The unemployment rate rose from 4.9% in April to 5% in May, the lowest rate since at least 1991, according to data from the country's central bank. This was the first monthly increase since November 2013.
The rise in the unemployment rate came as 60,000 more people were considered unemployed in May than in the previous month, the largest increase of this type in 10 years. Claus Vistesen, Chief Economist of the Macroeconomics at the Pantheon, notes that this increase is due in part to the reclbadification of some workers; However, he said that this still represented a slowdown in the country's labor market.
"The strong employment situation in Germany will not worsen spontaneously this year, but the improvement rate will deteriorate significantly, reflecting the exhausting slowdown in manufacturing," he said. -he declares.
Germany's unemployment rate remains close to the lowest level since the reunification of 1990 and much lower than that of the major eurozone countries such as France.
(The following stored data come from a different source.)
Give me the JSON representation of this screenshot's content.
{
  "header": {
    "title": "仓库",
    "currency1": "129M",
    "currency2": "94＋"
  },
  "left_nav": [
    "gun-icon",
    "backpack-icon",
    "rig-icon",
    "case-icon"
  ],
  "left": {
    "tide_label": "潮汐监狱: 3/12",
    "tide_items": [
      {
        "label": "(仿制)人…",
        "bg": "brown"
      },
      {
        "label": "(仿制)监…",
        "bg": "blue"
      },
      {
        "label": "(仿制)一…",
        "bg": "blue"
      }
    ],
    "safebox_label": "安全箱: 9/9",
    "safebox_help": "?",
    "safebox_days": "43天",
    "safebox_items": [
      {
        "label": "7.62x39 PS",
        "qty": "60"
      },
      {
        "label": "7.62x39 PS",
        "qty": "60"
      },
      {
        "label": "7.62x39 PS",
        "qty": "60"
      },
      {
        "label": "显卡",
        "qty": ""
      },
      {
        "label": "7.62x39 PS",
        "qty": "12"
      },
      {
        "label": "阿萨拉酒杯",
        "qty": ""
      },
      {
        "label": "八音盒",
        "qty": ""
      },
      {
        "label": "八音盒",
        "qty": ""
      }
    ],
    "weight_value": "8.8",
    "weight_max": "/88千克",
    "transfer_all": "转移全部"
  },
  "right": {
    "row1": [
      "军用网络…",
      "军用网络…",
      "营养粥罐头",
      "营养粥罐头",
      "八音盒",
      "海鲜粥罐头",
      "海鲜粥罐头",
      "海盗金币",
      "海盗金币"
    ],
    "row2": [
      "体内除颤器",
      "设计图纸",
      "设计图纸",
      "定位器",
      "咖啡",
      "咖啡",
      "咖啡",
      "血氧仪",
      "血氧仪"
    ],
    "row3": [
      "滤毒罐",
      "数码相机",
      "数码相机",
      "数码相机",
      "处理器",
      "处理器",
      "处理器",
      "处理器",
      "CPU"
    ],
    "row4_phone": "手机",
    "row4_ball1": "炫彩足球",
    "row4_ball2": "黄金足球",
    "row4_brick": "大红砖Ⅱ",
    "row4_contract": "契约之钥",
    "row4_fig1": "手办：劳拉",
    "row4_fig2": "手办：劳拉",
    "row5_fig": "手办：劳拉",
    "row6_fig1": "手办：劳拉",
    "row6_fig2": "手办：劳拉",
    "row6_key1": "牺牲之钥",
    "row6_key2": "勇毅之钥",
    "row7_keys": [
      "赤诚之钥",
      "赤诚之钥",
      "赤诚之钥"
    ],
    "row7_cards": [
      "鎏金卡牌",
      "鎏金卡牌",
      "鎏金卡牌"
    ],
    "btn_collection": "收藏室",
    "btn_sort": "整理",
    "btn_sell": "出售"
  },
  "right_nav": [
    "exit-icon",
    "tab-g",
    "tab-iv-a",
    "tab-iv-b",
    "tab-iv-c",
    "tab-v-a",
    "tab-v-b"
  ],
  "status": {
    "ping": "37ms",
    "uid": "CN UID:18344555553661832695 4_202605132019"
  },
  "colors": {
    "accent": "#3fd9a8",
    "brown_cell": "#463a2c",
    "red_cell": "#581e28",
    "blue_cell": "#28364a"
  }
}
Most economists view the German labor market as one of the most robust developed countries.
However, the German economy is showing signs of increasing tension in 2019. The trade dispute between the United States and China has profoundly affected the sentiment of German business leaders, who fear that the country's vast manufacturing sector will become a problem. collateral damage.
At the same time, there are indications that global growth may be slowing, which is another negative factor for a large open economy like Germany.
German manufacturers expect to reduce the number of jobs – a trend that has been maintained for three months, according to a survey published this week by the influential Ifo Institute in Munich.
"The willingness to hire new recruits has been steadily declining since the beginning of 2018," said Ifo. He added that most of the job growth occurred in the service sector, but that even in this country "the willingness to hire cools".
The feeling of anxiety has reverberated in the German bond market and investors are now seen as immune from German sovereign debt. The benchmark 10-year Bund fell to minus 0.16% on Wednesday after rising 0.2% in early March. The decline in bond yields reflects higher prices.
In Germany, the leading inventory barometer fell 3.8% this month, pointing to the worst performance since the global markets rally at the end of last year.